Issues with the lake's depth prompted the renovations - currently scheduled to be completed by Oct. 1, according to Charles Mayo, fish and wildlife administrator here.
Silt washing into the lake from an adjacent hill caused aquatic weeds to grow higher and lowered the lake's depth, making fishing difficult.
While the lake reconstruction is scheduled to be completed this year, fishers won't be able to throw out lines for at least another two years, he added. About 5,000 bluegill and 500 largemouth bass fingerlings will be placed in the five-acre lake, but won't reach maturity for a long period of time.
"We're putting the bluegill in first and waiting a couple of months before placing the bass," Mayo said. "The reason for that is because largemouth bass eat bluegill. This way, the bluegill will be bigger than the bass, and it'll give them a chance to grow and prosper."
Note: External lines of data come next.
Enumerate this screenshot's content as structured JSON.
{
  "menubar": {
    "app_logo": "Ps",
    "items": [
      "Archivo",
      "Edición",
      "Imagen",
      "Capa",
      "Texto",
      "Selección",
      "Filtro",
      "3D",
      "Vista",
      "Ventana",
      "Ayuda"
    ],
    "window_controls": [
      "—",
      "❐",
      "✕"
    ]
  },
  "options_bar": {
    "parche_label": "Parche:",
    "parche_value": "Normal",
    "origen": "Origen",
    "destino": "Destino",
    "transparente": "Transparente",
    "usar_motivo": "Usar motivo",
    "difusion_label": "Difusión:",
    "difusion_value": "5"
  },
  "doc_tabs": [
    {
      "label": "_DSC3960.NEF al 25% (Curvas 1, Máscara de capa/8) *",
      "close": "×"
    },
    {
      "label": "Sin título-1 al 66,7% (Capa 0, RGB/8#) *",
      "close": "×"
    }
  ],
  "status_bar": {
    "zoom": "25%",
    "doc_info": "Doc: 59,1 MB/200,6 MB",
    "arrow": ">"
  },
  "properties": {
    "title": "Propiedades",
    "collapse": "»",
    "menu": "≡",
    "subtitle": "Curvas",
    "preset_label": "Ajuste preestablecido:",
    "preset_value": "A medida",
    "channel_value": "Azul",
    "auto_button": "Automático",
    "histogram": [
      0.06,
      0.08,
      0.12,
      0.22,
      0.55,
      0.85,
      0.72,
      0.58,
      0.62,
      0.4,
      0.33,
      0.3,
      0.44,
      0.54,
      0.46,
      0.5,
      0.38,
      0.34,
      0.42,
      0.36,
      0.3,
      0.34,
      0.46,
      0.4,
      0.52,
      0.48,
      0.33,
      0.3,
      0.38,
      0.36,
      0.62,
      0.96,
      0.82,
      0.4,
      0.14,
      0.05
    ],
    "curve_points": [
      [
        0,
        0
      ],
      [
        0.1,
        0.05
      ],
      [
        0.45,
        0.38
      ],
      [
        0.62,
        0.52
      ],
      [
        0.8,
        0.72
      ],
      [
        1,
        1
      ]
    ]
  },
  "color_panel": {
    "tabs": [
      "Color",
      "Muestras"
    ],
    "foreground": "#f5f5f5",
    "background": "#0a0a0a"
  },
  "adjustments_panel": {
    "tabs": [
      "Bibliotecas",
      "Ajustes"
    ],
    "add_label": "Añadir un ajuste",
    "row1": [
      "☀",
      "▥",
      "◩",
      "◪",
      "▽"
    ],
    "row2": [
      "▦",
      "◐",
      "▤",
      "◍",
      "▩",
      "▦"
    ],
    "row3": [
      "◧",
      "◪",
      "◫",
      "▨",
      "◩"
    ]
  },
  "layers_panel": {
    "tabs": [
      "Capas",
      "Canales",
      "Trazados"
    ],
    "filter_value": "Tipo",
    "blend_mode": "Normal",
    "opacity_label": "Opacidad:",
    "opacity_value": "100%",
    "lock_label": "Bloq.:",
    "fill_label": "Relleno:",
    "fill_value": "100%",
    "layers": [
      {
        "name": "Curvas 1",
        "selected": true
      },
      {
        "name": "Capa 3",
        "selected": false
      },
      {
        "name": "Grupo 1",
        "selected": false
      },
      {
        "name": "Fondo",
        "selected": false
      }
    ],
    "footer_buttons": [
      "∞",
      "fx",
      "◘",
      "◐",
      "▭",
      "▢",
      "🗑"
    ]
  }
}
Due to wetland regulations and laws, the silt removed from Parcours cannot be thrown away, he noted. Instead, fish and wildlife staff came up with a plan to use the silt for a positive purpose.
"We're constructing two new land piers and extending the existing one so fishers can more easily reach the deeper parts of the lake," Mayo said. "We're also rip-rapping the new piers, which is placing large stones all around them, to curb possible erosion. This way, the piers won't wash away."
Along with removing the silt, a three-foot drop off was added around the lake to keep the aquatic weeds from growing back, he said.
David Williamson, lead operator for the Shaw crew currently renovating the lake, said the renovations are much-needed for the post. With the addition of the three-foot drop, weeds won't be able to reach the sand along the banks, he added, noting without the sand the weeds will not grow as large or as fast.
Parcours Lake renovations were paid for by a fish and wildlife fund, which earns revenue through the sale of fishing and hunting permits, Mayo said.